L'Alchimiste Updates: COVID-19 A Humbling Perspective April 5th 2020

April 6, 2020

 

As COVID-19 sets in as a reality for much of our current world, we are faced with an economy that is crumbling due to so many people unable to attend to work due to the current government restrictions.

 

COVID-19 as a virus certainly has its serious implications on health globally, and has brought the world to grinding halt. People have been strongly driven by fear to raid supermarkets, stockpile foods and products at home, and take serious measures to look after themselves and their loved ones, remaining at home and sticking to ‘social distancing’ rules.

 

Current statistics indicate that the number of people affected is 1.2 million and 62,000 have already deceased from this global epidemic as of the 5th of April 2020. These numbers represent someone’s mother, father, son, daughter… etc. We are certainly faced with a viral disease that people are seeking to protect themselves from, and this is understandable and much warranted especially so for the subset of our population that is at significant risk (elderly, co-morbidities, immune-compromised etc).

 

But is there something we are perhaps missing here with the big picture?
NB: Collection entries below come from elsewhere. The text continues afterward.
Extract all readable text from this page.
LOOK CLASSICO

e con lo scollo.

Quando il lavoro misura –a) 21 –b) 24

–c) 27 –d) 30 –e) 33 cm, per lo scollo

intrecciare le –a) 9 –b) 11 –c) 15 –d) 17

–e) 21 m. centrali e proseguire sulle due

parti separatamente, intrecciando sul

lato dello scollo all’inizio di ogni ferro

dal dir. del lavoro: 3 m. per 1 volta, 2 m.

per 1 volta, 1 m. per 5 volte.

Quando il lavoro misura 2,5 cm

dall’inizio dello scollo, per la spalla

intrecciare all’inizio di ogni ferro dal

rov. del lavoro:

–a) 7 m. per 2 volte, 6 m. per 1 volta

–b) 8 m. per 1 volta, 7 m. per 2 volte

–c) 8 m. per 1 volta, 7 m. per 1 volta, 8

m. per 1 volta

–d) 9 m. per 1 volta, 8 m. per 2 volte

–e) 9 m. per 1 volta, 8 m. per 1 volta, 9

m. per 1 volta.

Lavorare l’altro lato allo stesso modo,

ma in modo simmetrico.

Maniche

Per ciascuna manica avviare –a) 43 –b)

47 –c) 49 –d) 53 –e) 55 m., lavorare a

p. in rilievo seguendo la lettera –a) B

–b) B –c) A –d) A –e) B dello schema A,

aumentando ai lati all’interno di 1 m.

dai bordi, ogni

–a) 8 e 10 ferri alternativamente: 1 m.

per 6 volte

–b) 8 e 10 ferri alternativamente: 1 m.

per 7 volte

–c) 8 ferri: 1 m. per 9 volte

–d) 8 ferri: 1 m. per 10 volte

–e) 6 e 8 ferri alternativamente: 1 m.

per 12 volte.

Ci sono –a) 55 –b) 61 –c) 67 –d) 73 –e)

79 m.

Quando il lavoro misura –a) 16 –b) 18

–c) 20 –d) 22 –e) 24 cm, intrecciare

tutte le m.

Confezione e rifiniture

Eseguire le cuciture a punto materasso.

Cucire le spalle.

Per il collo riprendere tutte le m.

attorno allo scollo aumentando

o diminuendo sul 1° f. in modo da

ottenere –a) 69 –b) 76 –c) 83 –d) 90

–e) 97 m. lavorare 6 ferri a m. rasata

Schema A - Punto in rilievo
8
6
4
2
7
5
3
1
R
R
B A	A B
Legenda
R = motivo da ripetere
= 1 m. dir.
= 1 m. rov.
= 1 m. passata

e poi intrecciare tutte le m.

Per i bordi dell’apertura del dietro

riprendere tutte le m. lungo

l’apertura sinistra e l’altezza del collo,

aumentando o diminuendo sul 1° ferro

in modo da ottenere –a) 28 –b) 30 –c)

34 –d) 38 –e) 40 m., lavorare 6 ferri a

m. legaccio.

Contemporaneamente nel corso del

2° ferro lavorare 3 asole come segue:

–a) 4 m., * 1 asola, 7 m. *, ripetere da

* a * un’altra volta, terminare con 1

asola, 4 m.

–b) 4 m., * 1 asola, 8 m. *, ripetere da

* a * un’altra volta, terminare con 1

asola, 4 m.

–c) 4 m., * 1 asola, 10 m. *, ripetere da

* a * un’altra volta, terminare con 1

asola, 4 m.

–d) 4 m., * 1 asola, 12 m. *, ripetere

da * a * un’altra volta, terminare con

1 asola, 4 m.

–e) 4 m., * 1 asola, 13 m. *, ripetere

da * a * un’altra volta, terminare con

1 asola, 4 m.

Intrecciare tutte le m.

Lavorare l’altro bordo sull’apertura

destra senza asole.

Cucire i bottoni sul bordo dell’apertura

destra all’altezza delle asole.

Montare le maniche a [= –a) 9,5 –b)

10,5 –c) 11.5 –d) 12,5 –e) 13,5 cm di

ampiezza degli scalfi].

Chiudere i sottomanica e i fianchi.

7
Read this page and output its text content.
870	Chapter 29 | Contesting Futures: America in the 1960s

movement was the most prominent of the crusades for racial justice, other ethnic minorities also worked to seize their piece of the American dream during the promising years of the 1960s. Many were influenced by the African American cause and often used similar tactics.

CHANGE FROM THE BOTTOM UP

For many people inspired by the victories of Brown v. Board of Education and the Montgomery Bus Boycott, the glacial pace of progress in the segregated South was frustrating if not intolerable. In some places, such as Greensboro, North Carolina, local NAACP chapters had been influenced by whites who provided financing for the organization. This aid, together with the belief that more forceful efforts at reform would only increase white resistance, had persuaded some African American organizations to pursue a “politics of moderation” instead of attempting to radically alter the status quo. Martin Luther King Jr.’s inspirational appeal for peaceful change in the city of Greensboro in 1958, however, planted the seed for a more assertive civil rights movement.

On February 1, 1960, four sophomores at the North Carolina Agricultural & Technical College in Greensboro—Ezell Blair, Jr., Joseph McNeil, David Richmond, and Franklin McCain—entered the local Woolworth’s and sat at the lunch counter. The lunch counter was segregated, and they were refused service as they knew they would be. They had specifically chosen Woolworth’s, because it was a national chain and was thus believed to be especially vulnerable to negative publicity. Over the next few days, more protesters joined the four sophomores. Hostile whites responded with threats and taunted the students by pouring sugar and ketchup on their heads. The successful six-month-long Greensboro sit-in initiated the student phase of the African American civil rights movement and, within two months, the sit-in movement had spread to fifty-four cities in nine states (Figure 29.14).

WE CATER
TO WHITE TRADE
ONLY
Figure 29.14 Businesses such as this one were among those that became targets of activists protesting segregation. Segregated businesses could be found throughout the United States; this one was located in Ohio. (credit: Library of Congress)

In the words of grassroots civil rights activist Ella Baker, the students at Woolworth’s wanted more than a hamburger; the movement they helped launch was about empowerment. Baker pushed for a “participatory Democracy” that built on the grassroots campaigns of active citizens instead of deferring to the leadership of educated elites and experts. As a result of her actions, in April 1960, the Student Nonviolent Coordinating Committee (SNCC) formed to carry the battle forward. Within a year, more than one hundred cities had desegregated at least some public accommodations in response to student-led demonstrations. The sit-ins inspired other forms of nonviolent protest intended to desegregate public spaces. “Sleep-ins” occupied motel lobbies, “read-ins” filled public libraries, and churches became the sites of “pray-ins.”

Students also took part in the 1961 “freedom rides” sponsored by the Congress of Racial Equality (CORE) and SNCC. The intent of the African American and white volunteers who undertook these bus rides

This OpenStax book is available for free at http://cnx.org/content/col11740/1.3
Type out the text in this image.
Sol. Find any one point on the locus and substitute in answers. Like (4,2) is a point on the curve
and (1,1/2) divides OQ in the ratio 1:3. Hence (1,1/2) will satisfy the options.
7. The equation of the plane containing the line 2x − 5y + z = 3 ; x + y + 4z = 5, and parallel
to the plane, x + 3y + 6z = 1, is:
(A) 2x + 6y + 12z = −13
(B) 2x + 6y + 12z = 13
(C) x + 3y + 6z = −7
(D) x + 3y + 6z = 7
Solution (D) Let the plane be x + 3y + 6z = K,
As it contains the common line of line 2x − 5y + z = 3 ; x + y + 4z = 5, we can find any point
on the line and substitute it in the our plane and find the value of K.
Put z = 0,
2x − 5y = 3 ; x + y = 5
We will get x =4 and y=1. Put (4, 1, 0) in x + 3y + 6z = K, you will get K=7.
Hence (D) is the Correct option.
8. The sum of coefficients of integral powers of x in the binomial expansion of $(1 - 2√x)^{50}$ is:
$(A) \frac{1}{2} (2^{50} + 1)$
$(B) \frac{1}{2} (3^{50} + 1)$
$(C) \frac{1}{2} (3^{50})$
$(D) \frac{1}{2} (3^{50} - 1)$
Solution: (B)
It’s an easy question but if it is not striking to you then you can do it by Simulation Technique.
When we look at health statistics globally, we can see numbers of people dying each year from various conditions:

  • Heart disease – 17 million / year

  • Cancer – 9.6 million / year

  • Diabetes – 1.5 million / year

  • Violence – 1.6 million / year

 

These numbers are akin and significantly higher than the deaths currently from COVID-19. Although COVID-19 is currently in its early phases and the worldwide toll on lives remains to be seen, it is hard to imagine that it will come anywhere close to taking the number of lives lost to heart disease or cancer. I repeat these, are the number of deaths per year from these conditions for the last several decades. And these numbers are not just numbers, again they represent people - yet these deaths from heart disease, cancer, diabetes and/or domestic violence go largely un-noticed by the media and the public. I ask: Why has the world not come to a grinding halt for these deaths? Each year? And why are not the public and the government activating to cease all contributing factors to these conditions and supporting and demanding that the public cooperate in eradicating these very conditions. So much of the contributing factors for these conditions could be addressed, yet very few if any are taking the same immediacy of action. 

 

This would of course mean lifestyle changes such as eating more vegetables, cutting back on junk foods and sugar, increasing exercise, not to mention the real underlying cause being that of a community that is disconnected and lost requiring a much needed re-connection.

 

But stepping away from work, retreating at home and hoarding up on toilet paper is perhaps easier to do than the above measures. Meanwhile the same contributing factors of heart disease, diabetes and domestic violence continue to spew forth more deaths from these very conditions during this time that everyone is retreating at home to stay safe from COVID-19. Is this a convenient retreat in some regards for some, and if so, and what responsibility are we really avoiding?

 

Current regulations and shutting down businesses and communities in order to safeguard people during the COVID-19 outbreak is not what is argued here. What is presented here is the question of why do we find it so hard to activate changes to look after ourselves and take responsibility for our own health and well-being (in terms of heart disease, cancer, diabetes, domestic violence etc) and why do we retreat to our homes, some in stagnation at a time when even greater self care and regard is called for? If we applied the same diligence to addressing heart disease alone as we have in reacting to COVID-19, you could imagine the whole world grinding to a halt until such time that we for example worked out what was really causing heart disease and then acted to significantly reduce the number of cases. And knowing that lifestyle changes such as nutrition, exercise as well as a community connection are here paramount for conditions such as a heart disease, there is ample evidence from various sources including the Roseto study that would support us with making these changes.

 

In consideration of this,

perhaps the government mandate would be:

 

Wash your hands for 30 seconds,

eat your vegetables,

cut back on sugar and alcohol

and

deeply connect with those around you.